Why You'll Love This
Five books in, Hogan raises the stakes to civilization-ending scale — and somehow makes it feel personal.
- Great if you want: a series payoff with demons, necromancy, and political consequence
- The experience: dense and propulsive — multiple threat-lines converging fast
- The writing: Hogan balances large-scale warfare with intimate character cost
- Skip if: you haven't read the earlier books — this rewards prior investment only
About This Book
Everything that has been building across four books finally breaks open in Ascension. Anskar stands at the center of a collapsing world — hailed as a godling by the Niyandrian rebels, feared by the mainland powers sending an armada to finish what conquest started, and haunted by the necromantic ambitions of a queen who refuses to stay dead.
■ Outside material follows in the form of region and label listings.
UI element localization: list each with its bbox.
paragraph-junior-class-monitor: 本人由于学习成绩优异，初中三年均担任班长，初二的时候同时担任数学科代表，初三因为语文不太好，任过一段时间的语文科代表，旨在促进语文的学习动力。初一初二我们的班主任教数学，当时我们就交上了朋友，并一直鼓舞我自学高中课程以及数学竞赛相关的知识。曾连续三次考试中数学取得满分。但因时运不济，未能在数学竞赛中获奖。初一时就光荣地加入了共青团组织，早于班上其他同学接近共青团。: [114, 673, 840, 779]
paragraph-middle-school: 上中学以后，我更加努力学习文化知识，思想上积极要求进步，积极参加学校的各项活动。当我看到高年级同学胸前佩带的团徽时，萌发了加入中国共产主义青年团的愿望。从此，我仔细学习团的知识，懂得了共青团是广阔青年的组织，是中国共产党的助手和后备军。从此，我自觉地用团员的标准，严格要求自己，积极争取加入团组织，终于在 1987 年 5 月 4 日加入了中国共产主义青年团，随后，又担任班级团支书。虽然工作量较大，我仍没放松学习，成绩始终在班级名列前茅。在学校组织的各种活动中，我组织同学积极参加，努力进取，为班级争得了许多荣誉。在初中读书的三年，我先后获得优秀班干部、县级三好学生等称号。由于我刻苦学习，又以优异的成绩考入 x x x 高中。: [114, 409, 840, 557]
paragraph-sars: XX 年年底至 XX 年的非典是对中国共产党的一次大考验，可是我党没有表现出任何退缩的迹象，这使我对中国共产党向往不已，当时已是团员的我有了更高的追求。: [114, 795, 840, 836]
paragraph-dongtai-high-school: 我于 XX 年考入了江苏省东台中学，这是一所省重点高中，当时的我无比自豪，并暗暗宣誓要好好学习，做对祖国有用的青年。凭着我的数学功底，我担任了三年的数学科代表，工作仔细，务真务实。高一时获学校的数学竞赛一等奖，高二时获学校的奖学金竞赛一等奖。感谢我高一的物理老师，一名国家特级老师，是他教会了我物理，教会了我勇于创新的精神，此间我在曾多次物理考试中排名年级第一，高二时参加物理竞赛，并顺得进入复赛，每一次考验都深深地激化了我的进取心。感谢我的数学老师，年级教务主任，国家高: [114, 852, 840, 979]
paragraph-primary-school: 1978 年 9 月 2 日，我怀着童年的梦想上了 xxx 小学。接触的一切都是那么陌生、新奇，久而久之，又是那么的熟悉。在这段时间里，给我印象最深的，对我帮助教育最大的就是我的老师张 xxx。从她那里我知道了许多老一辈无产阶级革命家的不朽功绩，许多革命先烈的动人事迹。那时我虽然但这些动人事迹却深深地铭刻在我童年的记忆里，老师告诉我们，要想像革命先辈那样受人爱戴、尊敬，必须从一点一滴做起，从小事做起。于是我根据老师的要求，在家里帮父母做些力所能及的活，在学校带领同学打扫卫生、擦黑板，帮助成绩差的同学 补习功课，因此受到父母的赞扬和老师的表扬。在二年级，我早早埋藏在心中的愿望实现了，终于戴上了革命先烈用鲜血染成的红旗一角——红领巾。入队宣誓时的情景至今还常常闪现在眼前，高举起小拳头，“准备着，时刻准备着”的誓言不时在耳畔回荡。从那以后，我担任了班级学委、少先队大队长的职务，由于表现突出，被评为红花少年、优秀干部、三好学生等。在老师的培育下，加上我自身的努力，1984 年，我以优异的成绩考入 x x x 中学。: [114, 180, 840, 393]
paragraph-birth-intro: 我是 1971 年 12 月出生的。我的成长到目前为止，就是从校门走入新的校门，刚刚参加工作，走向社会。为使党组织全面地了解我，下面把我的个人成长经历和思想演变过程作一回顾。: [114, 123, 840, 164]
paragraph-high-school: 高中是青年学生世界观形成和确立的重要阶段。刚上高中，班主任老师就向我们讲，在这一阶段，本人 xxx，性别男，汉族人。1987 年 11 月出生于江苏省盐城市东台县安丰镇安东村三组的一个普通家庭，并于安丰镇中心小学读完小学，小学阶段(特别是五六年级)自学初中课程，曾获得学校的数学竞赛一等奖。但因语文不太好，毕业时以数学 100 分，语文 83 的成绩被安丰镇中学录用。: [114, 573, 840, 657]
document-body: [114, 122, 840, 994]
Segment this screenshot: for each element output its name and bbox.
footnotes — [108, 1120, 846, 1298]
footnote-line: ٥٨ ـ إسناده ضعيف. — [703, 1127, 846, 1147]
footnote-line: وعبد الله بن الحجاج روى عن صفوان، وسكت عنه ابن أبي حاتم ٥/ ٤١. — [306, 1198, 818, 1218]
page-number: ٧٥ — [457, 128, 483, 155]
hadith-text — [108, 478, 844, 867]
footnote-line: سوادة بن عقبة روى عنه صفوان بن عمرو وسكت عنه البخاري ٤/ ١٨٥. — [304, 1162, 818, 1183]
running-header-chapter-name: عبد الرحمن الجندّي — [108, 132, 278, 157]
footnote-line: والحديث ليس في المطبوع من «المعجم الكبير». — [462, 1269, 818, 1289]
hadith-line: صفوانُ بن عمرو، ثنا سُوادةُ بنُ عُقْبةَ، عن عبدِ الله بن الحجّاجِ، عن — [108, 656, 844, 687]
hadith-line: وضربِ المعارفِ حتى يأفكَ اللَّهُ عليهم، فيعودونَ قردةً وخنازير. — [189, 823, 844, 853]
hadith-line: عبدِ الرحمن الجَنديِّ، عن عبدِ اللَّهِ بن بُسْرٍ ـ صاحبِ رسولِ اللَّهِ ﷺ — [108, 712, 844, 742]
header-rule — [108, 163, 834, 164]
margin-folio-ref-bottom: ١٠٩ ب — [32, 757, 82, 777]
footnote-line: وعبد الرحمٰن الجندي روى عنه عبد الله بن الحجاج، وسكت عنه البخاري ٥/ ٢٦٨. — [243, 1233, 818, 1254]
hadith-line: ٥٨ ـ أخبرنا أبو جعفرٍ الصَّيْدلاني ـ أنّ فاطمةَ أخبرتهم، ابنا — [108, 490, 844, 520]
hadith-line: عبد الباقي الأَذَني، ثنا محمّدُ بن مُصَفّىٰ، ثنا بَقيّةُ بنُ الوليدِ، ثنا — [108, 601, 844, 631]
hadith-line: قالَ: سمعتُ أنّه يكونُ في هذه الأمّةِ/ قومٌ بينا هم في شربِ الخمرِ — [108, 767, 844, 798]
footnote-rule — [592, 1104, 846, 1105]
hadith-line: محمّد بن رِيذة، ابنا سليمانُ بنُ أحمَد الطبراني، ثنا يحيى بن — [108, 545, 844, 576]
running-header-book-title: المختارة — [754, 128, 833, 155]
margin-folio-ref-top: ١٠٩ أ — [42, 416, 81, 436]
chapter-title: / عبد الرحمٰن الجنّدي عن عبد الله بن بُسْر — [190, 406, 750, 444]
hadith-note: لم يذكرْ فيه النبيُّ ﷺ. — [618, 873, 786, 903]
His demon blood and inherited power are tools he barely controls, and the people who've placed their faith in him may be betting on something he cannot yet become. The stakes here are civilizational, but Hogan keeps the weight personal — survival means nothing if Anskar loses himself in the process.
As a fifth book in a long-running series, Ascension earns its length. Hogan writes action with real momentum, but the novel's strength lies in the pressure he applies between the battles — the politics, the impossible loyalties, the cost of power on the people wielding it. Readers who have followed this series will find the payoffs deliberate and satisfying, and newcomers quickly learn why Hogan builds worlds that feel genuinely inhabited rather than merely described.